Namun di tengah bentuk
buku yang kian dinamis, Widhyanto menjelaskan bahwa pusat buku tetap
dibutuhkan sebagai ruang budaya atau ruang dialog. Pusat buku dapat berperan
menjadi ruang yang terbentuk oleh aktivitas dan diskusi yang majemuk.

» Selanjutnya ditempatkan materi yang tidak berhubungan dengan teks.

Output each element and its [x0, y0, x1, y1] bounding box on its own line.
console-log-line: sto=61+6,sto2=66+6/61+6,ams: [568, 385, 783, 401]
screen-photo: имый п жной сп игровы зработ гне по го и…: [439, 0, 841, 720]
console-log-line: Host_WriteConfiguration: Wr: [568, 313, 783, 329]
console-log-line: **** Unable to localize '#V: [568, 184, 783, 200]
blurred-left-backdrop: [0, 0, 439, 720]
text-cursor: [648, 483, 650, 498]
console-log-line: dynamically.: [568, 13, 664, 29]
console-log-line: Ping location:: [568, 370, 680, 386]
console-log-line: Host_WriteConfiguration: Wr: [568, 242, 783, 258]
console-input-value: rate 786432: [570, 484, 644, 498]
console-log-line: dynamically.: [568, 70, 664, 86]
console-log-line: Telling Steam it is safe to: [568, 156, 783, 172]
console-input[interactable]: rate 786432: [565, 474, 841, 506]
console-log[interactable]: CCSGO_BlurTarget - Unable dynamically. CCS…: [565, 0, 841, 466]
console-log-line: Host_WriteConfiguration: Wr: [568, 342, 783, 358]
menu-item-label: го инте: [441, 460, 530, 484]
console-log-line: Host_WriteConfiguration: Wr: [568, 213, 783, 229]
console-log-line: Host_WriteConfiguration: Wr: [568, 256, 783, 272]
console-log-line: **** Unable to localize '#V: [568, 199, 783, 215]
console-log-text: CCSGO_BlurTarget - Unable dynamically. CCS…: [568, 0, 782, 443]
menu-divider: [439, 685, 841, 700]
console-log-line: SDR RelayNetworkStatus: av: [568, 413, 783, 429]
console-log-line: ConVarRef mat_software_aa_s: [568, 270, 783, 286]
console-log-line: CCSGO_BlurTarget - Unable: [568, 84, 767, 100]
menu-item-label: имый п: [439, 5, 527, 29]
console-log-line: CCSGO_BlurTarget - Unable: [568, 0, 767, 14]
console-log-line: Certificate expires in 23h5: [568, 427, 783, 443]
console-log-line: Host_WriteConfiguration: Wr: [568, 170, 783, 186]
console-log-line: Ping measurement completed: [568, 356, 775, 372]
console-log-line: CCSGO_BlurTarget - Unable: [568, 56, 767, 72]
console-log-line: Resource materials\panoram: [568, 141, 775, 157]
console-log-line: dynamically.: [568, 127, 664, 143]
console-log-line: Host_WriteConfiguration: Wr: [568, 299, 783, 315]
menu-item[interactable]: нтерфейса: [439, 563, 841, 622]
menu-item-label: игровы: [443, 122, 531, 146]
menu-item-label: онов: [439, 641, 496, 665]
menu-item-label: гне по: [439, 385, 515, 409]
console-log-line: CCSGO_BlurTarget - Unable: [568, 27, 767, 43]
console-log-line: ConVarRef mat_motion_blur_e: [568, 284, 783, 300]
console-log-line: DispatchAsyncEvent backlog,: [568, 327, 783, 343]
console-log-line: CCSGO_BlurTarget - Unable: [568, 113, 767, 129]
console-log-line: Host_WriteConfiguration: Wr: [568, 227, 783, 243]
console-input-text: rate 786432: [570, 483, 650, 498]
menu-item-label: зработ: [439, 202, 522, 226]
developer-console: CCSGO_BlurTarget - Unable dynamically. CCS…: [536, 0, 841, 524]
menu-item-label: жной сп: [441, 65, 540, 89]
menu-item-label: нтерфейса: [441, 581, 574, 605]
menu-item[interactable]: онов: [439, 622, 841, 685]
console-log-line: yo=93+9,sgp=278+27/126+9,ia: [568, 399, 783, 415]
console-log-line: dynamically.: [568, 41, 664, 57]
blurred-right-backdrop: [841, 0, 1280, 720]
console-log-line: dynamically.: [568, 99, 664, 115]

"Dengan ruang publik yang semakin masif, buku dapat menjadi solusi yang
menghidupkan kembali ruang publik dan memediasi permasalahan," ujarnya.
Menurut Casmat
Junaidi, Kepala Kantor Perpustakaan Daerah Kota Tangerang, salah satu cara
untuk menciptakan pusat buku daerah adalah dengan menghidupkan perpustakaan
daerah. Casmat mengatakan, pengaktifan perpustakaan daerah berfungsi untuk
menciptakan akses yang mudah agar masyarakat mencintai budaya baca dengan
menyediakan perpustakaan dari skala terkecil, yaitu dengan membuka perpustakaan
di tingkat kecamatan dan kelurahan.
Casmat juga menambahkan, perpustakaan daerah Kota Tangerang telah memiliki koleksi buku sebanyak 57.000.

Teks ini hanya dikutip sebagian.